Subject to the provisions of Article 16, differences which may arise with regard to the interpretation or to the application of the dispositions contained in Articles 4 to 14 of the present Treaty shall be settled in accordance with the conditions laid down by the League of Nations.

Differences with regard to the execution of works liable to prejudice the facilities for the use of the port of Dedeagatch or of its approaches shall be dealt with by an accelerated procedure, and may be the object of an expression of opinion, or of a provisional decision which may prescribe the suspension or the immediate suppression of the said works, without prejudice to the ultimate opinion or decision in the case.

Article 16

If a request is made by Bulgaria to the Council of the League of Nations, an International Commission shall be formed consisting of five members nominated by France, Great Britain, Italy, Greece and Bulgaria respectively. This Commission will be charged with assuring, so far as Dedeagatch and access thereto is concerned, the execution of the regime prescribed in Articles 4 to 14 of the present Treaty. Any differences relating to this regime shall be dealt with, in the first place, by the above Commission, which will take its decisions by a simple majority. In the event of any State concerned desiring to appeal against such decision, such appeal shall be brought before the competent authority of the League of Nations, pending whose decision the decision of the Commission shall be carried out.

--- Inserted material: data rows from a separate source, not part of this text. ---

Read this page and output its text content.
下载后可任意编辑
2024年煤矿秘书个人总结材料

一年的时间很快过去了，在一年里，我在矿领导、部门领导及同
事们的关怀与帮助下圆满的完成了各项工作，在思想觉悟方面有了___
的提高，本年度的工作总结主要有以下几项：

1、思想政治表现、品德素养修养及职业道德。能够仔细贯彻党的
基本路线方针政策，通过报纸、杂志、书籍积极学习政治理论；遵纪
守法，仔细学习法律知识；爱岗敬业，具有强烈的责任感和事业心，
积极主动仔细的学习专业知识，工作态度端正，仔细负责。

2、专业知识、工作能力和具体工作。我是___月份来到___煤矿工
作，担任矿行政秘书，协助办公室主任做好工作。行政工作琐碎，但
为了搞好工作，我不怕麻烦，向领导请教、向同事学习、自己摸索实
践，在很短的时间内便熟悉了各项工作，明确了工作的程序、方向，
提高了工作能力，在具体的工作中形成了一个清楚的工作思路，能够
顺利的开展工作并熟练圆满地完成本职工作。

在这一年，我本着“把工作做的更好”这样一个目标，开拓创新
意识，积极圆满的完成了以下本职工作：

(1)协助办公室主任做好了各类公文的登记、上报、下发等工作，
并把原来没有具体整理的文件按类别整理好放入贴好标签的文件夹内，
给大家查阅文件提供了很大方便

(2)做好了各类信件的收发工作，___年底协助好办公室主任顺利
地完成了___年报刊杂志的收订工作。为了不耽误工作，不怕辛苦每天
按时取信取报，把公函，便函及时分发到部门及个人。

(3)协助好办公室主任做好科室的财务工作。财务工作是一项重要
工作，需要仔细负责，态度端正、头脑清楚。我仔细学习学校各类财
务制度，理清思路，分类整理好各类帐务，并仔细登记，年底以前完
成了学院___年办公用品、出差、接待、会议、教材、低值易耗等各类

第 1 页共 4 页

The present Treaty, in French, in English and in Italian, shall be ratified.[4] In case of divergence the French text shall prevail.

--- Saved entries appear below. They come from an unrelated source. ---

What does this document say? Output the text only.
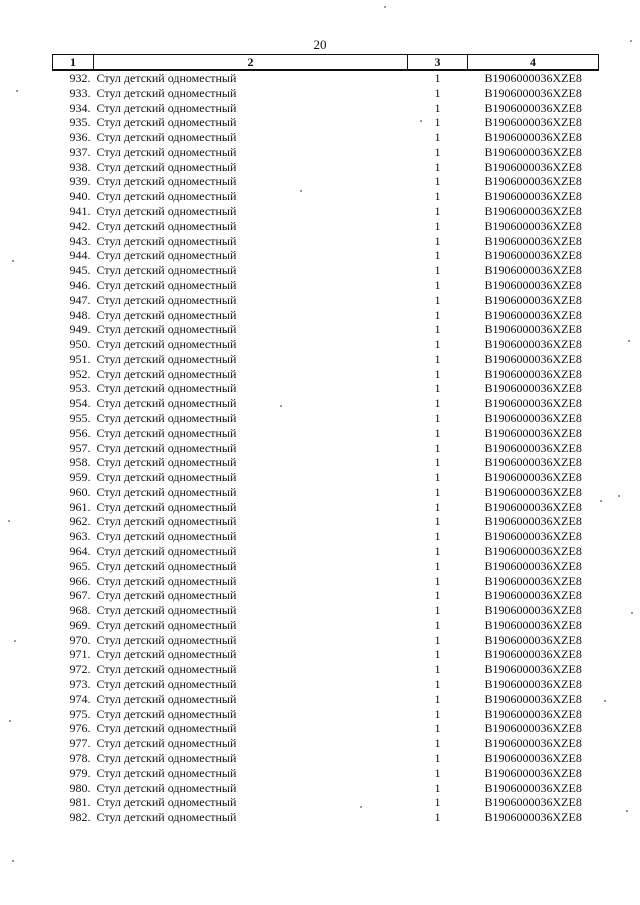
20
1	2	3	4
932.	Стул детский одноместный	1	B1906000036XZE8
933.	Стул детский одноместный	1	B1906000036XZE8
934.	Стул детский одноместный	1	B1906000036XZE8
935.	Стул детский одноместный	1	B1906000036XZE8
936.	Стул детский одноместный	1	B1906000036XZE8
937.	Стул детский одноместный	1	B1906000036XZE8
938.	Стул детский одноместный	1	B1906000036XZE8
939.	Стул детский одноместный	1	B1906000036XZE8
940.	Стул детский одноместный	1	B1906000036XZE8
941.	Стул детский одноместный	1	B1906000036XZE8
942.	Стул детский одноместный	1	B1906000036XZE8
943.	Стул детский одноместный	1	B1906000036XZE8
944.	Стул детский одноместный	1	B1906000036XZE8
945.	Стул детский одноместный	1	B1906000036XZE8
946.	Стул детский одноместный	1	B1906000036XZE8
947.	Стул детский одноместный	1	B1906000036XZE8
948.	Стул детский одноместный	1	B1906000036XZE8
949.	Стул детский одноместный	1	B1906000036XZE8
950.	Стул детский одноместный	1	B1906000036XZE8
951.	Стул детский одноместный	1	B1906000036XZE8
952.	Стул детский одноместный	1	B1906000036XZE8
953.	Стул детский одноместный	1	B1906000036XZE8
954.	Стул детский одноместный	1	B1906000036XZE8
955.	Стул детский одноместный	1	B1906000036XZE8
956.	Стул детский одноместный	1	B1906000036XZE8
957.	Стул детский одноместный	1	B1906000036XZE8
958.	Стул детский одноместный	1	B1906000036XZE8
959.	Стул детский одноместный	1	B1906000036XZE8
960.	Стул детский одноместный	1	B1906000036XZE8
961.	Стул детский одноместный	1	B1906000036XZE8
962.	Стул детский одноместный	1	B1906000036XZE8
963.	Стул детский одноместный	1	B1906000036XZE8
964.	Стул детский одноместный	1	B1906000036XZE8
965.	Стул детский одноместный	1	B1906000036XZE8
966.	Стул детский одноместный	1	B1906000036XZE8
967.	Стул детский одноместный	1	B1906000036XZE8
968.	Стул детский одноместный	1	B1906000036XZE8
969.	Стул детский одноместный	1	B1906000036XZE8
970.	Стул детский одноместный	1	B1906000036XZE8
971.	Стул детский одноместный	1	B1906000036XZE8
972.	Стул детский одноместный	1	B1906000036XZE8
973.	Стул детский одноместный	1	B1906000036XZE8
974.	Стул детский одноместный	1	B1906000036XZE8
975.	Стул детский одноместный	1	B1906000036XZE8
976.	Стул детский одноместный	1	B1906000036XZE8
977.	Стул детский одноместный	1	B1906000036XZE8
978.	Стул детский одноместный	1	B1906000036XZE8
979.	Стул детский одноместный	1	B1906000036XZE8
980.	Стул детский одноместный	1	B1906000036XZE8
981.	Стул детский одноместный	1	B1906000036XZE8
982.	Стул детский одноместный	1	B1906000036XZE8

The deposit of ratifications shall be made at Paris as soon as possible.

Powers of which the seat of the Government is outside Europe will be entitled merely to inform the Government of the French Republic through their diplomatic representative at Paris that their ratification has been given; in that case they must transmit the instrument of ratification as soon as possible.

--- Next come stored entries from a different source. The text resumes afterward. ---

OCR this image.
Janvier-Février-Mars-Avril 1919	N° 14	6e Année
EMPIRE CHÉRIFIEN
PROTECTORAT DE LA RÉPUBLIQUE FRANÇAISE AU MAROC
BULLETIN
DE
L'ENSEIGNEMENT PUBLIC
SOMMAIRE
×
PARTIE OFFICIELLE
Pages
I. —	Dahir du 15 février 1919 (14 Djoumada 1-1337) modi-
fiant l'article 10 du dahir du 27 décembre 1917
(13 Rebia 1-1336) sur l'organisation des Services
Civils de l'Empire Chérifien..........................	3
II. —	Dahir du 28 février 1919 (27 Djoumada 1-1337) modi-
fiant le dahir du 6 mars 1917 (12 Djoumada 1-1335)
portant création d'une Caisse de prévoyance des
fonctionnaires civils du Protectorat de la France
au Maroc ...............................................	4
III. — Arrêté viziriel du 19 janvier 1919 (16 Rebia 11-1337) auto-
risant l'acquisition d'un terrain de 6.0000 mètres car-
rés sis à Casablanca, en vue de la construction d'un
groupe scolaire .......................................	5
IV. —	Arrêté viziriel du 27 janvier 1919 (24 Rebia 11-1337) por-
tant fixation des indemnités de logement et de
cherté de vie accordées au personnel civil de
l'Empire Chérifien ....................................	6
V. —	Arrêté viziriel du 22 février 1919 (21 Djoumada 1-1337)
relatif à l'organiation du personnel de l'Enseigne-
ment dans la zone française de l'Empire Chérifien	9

A procès-verbal of the deposit of ratifications will be drawn up.

The present Treaty will come into force when the Treaty of Peace with Bulgaria has come into force, and as soon as it has been ratified by those of the Principal Allied and Associated Powers who have then ratified the said Treaty of Peace, and by Greece.[5]

The French Government will transmit to all the signatory Powers a certified copy of the procès-verbaux of the deposit of ratifications.

IN FAITH WHEREOF the abovenamed Plenipotentiaries have signed the present Treaty.

DONE at Sèvres, the tenth day of August, one thousand nine hundred and twenty, in a single copy, which will remain deposited in the archives of the French Republic, and of which authenticated copies will be transmitted to each of the signatory Powers.

[Signatures not reproduced here.]

[1] UKTS 1920 No. 5 (Cmd. 522); Hertslet 29 p. 473; SP 112 p. 781.

[2] LNTS 1 p. 67.

[3] SP 82 p. 771.

[4] The Treaty was signed for Australia 10 August 1920. Instrument of ratification deposited for the British Empire, including Australia, 6 August 1924.

[5] The Treaty entered into force for Australia and generally 30 August 1924.